Show that $\text{BOOL-VAL}$ and $\text{DNF-SAT}$ is decidable in linear time

Question

A boolean expression is valid if it is true for every valuation. The problem $\text{BOOL-VAL}$ asks whether a given boolean expression is valid. As the question suggests I need to show that $\text{BOOL-VAL}$ is decidable in linear time. I have no idea how to go about proving this.

Is $\text{BOOL-VAL}$ the complement of $\text{BOOL-SAT}$?

Moreover, A boolean expression is Disjunctive Normal if it is the disjunction of conjunctive clauses, where a conjunctive clause is the conjunction of 1 or more literals. Such an expression is said to be a DNF (“disjunctive normal formula”). $\text{DNF-SAT}$ says given a DNF, is it satisfiable? The way I want to prove that it is decidable in linear time is like in $\text{CNF-SAT}$ we want atleast one literal per clause to be true and here we want atleast one clause to be true so that somehow intuitevely reduces the number of steps need to come to conclusion leading to lower time complexity but I'm not sure if I'm correct.

Source: This was asked as a brainteaser in my ToC class. There are two questions but I was told that they are basically the same so I asked both.

Answer 1

No. What you are trying to show is not correct. As far as we know, there is no efficient algorithm to test whether an arbitrary boolean expression is valid.

If $\varphi$ is a boolean formula in CNF format, then $\neg \varphi$ is valid iff $\varphi$ is unsatisfiable. So if you had a linear-time algorithm to test for validity, you could apply it to $\neg \varphi$, and thereby learn in linear time whether $\varphi$ is satisfiable. That would constitute an algorithm proving that P=NP. That seems very unlikely, given our current state of knowledge.

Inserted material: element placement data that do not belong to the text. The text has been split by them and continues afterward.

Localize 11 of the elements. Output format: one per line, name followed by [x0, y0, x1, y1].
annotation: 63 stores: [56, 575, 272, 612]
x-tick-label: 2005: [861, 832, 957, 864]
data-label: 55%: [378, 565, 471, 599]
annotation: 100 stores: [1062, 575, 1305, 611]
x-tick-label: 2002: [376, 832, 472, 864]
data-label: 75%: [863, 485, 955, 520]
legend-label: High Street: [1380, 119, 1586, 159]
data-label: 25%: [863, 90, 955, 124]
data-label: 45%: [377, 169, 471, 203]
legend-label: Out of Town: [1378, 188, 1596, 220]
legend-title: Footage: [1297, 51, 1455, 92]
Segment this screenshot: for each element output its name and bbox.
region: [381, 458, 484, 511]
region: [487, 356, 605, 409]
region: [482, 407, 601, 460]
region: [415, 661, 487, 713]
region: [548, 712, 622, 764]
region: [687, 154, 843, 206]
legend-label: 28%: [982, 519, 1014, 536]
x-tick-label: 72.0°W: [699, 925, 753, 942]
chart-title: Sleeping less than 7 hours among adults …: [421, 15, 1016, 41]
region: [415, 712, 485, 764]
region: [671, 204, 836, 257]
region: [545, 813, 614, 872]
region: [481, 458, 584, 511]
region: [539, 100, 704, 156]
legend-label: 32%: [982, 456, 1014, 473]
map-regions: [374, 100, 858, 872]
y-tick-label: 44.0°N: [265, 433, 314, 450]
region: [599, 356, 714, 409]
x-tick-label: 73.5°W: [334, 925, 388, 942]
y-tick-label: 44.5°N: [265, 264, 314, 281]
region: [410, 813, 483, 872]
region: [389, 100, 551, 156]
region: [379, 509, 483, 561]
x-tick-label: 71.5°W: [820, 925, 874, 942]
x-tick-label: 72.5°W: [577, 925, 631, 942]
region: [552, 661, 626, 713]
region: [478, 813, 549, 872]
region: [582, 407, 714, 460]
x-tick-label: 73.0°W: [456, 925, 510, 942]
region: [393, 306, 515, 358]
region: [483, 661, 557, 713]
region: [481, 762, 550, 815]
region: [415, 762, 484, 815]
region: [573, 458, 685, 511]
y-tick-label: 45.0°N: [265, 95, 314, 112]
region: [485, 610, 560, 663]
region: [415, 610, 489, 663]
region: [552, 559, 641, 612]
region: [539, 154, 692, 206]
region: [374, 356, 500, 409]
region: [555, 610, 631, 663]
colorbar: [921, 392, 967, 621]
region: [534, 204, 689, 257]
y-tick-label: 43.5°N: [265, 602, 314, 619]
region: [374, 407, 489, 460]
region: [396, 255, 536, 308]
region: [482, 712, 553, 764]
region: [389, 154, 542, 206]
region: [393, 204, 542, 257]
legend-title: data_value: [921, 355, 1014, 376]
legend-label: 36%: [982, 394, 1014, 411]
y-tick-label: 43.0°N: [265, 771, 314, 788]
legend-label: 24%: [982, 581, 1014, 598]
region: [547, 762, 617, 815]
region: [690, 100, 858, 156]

Testing whether a CNF formula is valid can be done in linear time ($\varphi$ is valid iff every one of its clauses is valid, and a clause is valid iff <you fill in this part>), but testing whether a DNF formula is valid cannot be done in linear time (or even polynomial time) unless P=NP. Similarly, testing whether a DNF formula is satisfiable can be done in linear time, but testing whether a CNF formula is satisfiable cannot be done in linear time (or even polynomial time) unless P=NP.